Some highlights from today's clutter busting workshop:
One of the participants brought in about thirty records of the French singer, Charles Aznavour. She'd owned them for twenty years and had not listened to them in long while, but she couldn't let the records go. Upon some questioning, she realized she was hanging onto the records because they reminded her of a French teacher she had fallen in love with many years ago. She associated the records with her love for the teacher. When this became clear she let go of the records and felt a great relief.
Another person revealed that she kept her wedding dress in the trunk of her car. She'd gotten married fifteen years ago and was happily married, but for some reason the dress ended up in the car's trunk. And not just in her current car. It used to be in her previous car's trunk. I asked her if she'd go out to her car and get the wedding dress. She did. When she came back with the dress, I asked if she would be okay about letting it go. She felt sad thinking about it. She said she feared her husband would be upset at her if she donated the wedding dress. I asked if that was true. She surprised herself by saying no. She'd forgotten he'd actually told her a ways back that it was okay by him if she let go of the dress. She put it in the donation pile.
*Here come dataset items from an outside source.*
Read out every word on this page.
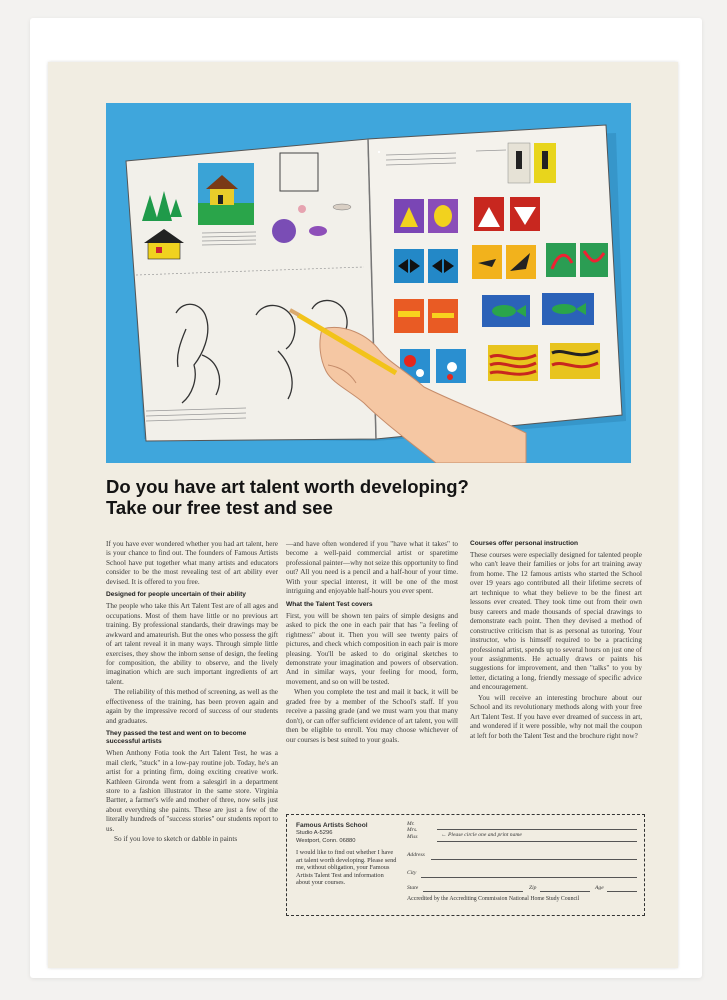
Do you have art talent worth developing?
Take our free test and see

If you have ever wondered whether you had art talent, here is your chance to find out. The founders of Famous Artists School have put together what many artists and educators consider to be the most revealing test of art ability ever devised. It is offered to you free.

Designed for people uncertain of their ability

The people who take this Art Talent Test are of all ages and occupations. Most of them have little or no previous art training. By professional standards, their drawings may be awkward and amateurish. But the ones who possess the gift of art talent reveal it in many ways. Through simple little exercises, they show the inborn sense of design, the feeling for composition, the ability to observe, and the lively imagination which are such important ingredients of art talent.

The reliability of this method of screening, as well as the effectiveness of the training, has been proven again and again by the impressive record of success of our students and graduates.

They passed the test and went on to become successful artists

When Anthony Fotia took the Art Talent Test, he was a mail clerk, "stuck" in a low-pay routine job. Today, he's an artist for a printing firm, doing exciting creative work. Kathleen Gironda went from a salesgirl in a department store to a fashion illustrator in the same store. Virginia Bartter, a farmer's wife and mother of three, now sells just about everything she paints. These are just a few of the literally hundreds of "success stories" our students report to us.

So if you love to sketch or dabble in paints

—and have often wondered if you "have what it takes" to become a well-paid commercial artist or sparetime professional painter—why not seize this opportunity to find out? All you need is a pencil and a half-hour of your time. With your special interest, it will be one of the most intriguing and enjoyable half-hours you ever spent.

What the Talent Test covers

First, you will be shown ten pairs of simple designs and asked to pick the one in each pair that has "a feeling of rightness" about it. Then you will see twenty pairs of pictures, and check which composition in each pair is more pleasing. You'll be asked to do original sketches to demonstrate your imagination and powers of observation. And in similar ways, your feeling for mood, form, movement, and so on will be tested.

When you complete the test and mail it back, it will be graded free by a member of the School's staff. If you receive a passing grade (and we must warn you that many don't), or can offer sufficient evidence of art talent, you will then be eligible to enroll. You may choose whichever of our courses is best suited to your goals.

Courses offer personal instruction

These courses were especially designed for talented people who can't leave their families or jobs for art training away from home. The 12 famous artists who started the School over 19 years ago contributed all their lifetime secrets of art technique to what they believe to be the finest art lessons ever created. They took time out from their own busy careers and made thousands of special drawings to demonstrate each point. Then they devised a method of constructive criticism that is as personal as tutoring. Your instructor, who is himself required to be a practicing professional artist, spends up to several hours on just one of your assignments. He actually draws or paints his suggestions for improvement, and then "talks" to you by letter, dictating a long, friendly message of specific advice and encouragement.

You will receive an interesting brochure about our School and its revolutionary methods along with your free Art Talent Test. If you have ever dreamed of success in art, and wondered if it were possible, why not mail the coupon at left for both the Talent Test and the brochure right now?

Famous Artists School
Studio A-5296
Westport, Conn. 06880
I would like to find out whether I have art talent worth developing. Please send me, without obligation, your Famous Artists Talent Test and information about your courses.
Mr.
Mrs.
Miss	← Please circle one and print name
Address
City
State	Zip	Age
Accredited by the Accrediting Commission National Home Study Council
Someone brought in photos of the clutter in the guest room of her home. Clutter had taken over the space. Clutter was a guest in her home. She hated going into the guest room because of all the crap in there. The stuff intimidated her and kept her from clutter busting that space. She grimaced, groaned and sadly complained as she showed us many photos of the clutter. The chaos from the clutter was causing her pain. I said the clutter was a toxic presence in her home. It was physically debilitating and emotionally crippling. If she had a gas leak in her home, she would immediately call the gas company to come on over and fix the leak. Because of the harsh effect of the clutter on her, it was important for her to treat the clutter as toxic as a gas leak. She got the immediacy of the situation. She understood that she had to boot the clutter from her guest room when she got home.